The specific actions that these executives — especially in the trailblazer companies — have taken to enhance security and privacy cover a wide range of areas. Half of all the survey respondents have built in security at the start of an IoT initiative, and close to half have trained employees on IoT security requirements (48 percent) or implemented policies specific to IoT security (47 percent). Only 2 percent have not taken any steps to increase IoT security.

When it comes to protecting employee and customer privacy, the top actions taken by these executives include implementing a data privacy policy (43 percent), enhancing security to prevent breaches of personal data (41 percent), and designing security and privacy into IoT products (41 percent). Only 1 percent have not taken any actions to deal with IoT privacy concerns.

A changing regulatory landscape
The surveyed executives are also concerned about IoT’s place in today’s ever-changing regulatory environment. The landscape changed dramatically in May 2018, when the European Union introduced the General Data Protection Regulation (GDPR), which demands data protection and privacy for all EU citizens, while also addressing the issue of transferring personal data outside the EU. Following GDPR, more than 80 countries have enacted privacy laws, and a growing number of US states have introduced privacy laws, such as the California Consumer Privacy Act of 2018 (CCPA).

Regulatory challenges are particularly complex for companies that have an IoT system that houses data from different states or countries, especially if the data is stored in clouds based in different nations. Yet, the majority (56 percent) of the survey executives think privacy regulations such as the GDPR and the CCPA will have a positive impact on IoT deployments, while only 13 percent believe they will have a negative impact.

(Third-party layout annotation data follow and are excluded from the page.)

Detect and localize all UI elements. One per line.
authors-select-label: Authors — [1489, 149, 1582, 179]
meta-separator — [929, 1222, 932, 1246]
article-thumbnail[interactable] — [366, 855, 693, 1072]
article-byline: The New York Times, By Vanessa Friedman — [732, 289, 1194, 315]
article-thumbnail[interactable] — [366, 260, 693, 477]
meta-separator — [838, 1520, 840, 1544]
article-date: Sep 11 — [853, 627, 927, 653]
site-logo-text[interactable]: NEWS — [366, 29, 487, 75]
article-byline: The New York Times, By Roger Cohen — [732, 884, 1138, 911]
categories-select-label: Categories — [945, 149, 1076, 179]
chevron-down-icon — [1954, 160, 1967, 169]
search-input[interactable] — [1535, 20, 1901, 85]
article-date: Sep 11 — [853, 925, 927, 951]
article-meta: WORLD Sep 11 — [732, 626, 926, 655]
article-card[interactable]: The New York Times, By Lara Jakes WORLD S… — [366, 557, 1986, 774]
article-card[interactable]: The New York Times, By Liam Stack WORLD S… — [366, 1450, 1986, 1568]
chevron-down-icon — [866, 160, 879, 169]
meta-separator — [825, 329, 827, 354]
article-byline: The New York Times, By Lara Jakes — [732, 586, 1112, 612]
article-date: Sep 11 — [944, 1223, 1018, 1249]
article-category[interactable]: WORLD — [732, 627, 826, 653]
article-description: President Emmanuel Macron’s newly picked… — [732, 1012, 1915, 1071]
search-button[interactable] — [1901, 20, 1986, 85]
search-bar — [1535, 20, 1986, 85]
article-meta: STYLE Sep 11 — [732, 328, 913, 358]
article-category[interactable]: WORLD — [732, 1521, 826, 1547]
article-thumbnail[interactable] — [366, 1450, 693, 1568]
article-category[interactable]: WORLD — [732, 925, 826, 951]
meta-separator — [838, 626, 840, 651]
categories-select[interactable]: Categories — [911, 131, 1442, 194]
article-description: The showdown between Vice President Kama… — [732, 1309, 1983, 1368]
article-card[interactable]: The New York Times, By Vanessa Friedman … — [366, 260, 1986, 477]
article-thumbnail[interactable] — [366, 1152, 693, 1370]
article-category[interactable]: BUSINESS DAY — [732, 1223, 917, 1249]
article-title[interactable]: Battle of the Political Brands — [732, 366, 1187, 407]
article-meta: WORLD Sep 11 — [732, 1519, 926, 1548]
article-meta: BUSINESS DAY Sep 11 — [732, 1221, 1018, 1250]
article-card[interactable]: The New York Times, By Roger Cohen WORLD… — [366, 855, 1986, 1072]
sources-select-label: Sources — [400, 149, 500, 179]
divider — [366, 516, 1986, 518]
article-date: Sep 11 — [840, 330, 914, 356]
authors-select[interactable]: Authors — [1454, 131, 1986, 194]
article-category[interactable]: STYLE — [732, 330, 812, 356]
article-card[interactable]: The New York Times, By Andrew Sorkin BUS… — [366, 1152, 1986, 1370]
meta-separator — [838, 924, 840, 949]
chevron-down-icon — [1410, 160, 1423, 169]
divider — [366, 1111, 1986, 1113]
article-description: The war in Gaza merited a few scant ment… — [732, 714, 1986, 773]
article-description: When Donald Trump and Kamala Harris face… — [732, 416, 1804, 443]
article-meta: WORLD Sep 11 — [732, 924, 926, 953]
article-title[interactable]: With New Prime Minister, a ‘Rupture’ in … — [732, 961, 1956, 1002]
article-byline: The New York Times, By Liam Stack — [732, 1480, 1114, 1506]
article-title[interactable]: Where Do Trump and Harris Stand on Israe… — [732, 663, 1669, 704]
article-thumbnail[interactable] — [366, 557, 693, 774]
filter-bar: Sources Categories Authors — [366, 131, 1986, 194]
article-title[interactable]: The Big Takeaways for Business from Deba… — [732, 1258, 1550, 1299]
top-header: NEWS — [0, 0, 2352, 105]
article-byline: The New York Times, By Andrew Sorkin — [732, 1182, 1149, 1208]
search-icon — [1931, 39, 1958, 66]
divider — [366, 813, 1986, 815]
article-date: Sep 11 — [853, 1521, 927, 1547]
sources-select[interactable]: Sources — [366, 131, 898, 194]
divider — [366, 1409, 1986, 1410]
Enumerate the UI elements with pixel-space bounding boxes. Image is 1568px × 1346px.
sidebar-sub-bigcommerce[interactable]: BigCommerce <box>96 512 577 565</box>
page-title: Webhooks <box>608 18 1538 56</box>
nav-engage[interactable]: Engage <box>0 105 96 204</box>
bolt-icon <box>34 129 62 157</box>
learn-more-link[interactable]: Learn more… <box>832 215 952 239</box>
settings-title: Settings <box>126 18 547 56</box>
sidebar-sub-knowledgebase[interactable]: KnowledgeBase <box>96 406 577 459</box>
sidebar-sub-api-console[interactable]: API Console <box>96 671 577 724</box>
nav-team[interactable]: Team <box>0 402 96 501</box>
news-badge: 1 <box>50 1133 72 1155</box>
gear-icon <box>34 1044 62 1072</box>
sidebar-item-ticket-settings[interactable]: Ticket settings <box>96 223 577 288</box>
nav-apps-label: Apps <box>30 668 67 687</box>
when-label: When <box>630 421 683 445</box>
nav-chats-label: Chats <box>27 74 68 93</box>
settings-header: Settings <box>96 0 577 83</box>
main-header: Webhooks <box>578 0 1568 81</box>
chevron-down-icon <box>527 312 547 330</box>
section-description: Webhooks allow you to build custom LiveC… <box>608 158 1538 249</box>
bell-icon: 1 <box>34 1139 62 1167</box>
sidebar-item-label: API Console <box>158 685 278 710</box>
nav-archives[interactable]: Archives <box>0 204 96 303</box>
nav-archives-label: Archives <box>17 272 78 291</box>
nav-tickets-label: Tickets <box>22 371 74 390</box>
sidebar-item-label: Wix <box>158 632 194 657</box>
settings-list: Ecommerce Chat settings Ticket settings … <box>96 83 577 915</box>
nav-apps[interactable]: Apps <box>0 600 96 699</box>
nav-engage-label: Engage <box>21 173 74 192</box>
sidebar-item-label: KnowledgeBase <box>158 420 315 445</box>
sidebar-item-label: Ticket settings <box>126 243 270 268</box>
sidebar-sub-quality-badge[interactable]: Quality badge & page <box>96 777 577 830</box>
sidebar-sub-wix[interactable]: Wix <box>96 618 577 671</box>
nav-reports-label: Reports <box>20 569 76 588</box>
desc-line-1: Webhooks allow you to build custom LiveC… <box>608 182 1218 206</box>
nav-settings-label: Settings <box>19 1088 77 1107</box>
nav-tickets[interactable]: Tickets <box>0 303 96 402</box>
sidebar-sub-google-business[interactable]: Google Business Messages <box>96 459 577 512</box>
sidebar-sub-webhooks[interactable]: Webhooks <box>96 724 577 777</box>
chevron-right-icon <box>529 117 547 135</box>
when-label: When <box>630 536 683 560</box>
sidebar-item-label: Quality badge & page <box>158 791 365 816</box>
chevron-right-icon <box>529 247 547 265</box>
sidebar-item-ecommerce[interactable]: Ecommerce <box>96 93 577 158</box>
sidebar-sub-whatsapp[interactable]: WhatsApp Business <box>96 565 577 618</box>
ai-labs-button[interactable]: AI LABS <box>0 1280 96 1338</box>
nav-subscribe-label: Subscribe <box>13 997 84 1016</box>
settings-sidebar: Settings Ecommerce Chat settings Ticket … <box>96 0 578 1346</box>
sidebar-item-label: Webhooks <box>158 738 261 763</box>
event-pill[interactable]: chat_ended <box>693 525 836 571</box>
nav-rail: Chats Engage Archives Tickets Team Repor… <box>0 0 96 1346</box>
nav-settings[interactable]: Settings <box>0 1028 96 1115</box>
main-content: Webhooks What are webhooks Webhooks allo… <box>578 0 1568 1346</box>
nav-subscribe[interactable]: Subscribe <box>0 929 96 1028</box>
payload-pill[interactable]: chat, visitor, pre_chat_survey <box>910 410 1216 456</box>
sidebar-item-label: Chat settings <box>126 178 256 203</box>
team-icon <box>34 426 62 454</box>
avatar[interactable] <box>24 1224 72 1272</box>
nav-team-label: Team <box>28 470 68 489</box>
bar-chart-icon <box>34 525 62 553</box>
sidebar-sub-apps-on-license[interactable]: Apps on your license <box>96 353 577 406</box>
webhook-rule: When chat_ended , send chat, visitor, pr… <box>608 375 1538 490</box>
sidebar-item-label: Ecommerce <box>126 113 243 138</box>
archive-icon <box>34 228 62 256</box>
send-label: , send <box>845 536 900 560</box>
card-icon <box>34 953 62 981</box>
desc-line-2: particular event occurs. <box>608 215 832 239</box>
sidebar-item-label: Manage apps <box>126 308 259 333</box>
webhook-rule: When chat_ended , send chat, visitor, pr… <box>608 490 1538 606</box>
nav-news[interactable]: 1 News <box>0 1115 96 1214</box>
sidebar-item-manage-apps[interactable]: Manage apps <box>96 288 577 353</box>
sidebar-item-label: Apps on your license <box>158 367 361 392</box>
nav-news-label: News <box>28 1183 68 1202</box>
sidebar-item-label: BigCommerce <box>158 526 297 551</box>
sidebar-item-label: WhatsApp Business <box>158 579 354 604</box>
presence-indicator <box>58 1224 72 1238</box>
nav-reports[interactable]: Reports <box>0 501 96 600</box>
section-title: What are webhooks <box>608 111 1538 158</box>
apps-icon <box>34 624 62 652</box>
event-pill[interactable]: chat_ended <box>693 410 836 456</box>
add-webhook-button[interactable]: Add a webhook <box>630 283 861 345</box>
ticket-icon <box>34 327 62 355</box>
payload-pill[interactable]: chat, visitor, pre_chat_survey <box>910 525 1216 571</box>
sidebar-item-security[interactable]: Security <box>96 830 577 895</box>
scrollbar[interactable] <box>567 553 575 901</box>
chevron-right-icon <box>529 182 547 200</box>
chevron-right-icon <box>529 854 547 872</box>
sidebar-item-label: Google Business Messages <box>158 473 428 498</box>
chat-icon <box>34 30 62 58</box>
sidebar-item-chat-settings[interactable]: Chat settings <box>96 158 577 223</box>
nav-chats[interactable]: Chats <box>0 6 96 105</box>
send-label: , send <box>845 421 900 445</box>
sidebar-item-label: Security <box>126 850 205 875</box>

Almost half of the companies have already begun taking steps to respond to these and future privacy regulations. For example, 47 percent of the executives said they’re implementing new practices across their organization, 45 percent are engaging with regulators, 44 percent are changing privacy policies in their company, and 44 percent are working with others in their industry to address privacy issues.

Planning for the future
It’s clear that privacy, security and regulatory concerns are affecting internet of things deployments, but it’s equally clear that most organizations are not going to let these worries derail their IoT initiatives. They’re excited about the business opportunities IoT offers and are willing to take the actions required to allay the concerns of customers, employees, partners and regulators.

By responding proactively to security, privacy and regulatory challenges, these companies will build — virtual brick by virtual brick — trust in the IoT.

About the author: Jocelyn Aqua is a Principal with PwC US, based in Washington, DC, where she provides guidance to companies on the intersection of privacy, cybersecurity and regulatory risk. She is a former US government privacy officer with over 20 years of public and private sector data privacy and cybersecurity experience. Aqua advises global companies on data governance, data protection and data transfer strategies, and is a frequent lecturer at universities and national conferences on privacy law, data protection and cyber threat information sharing.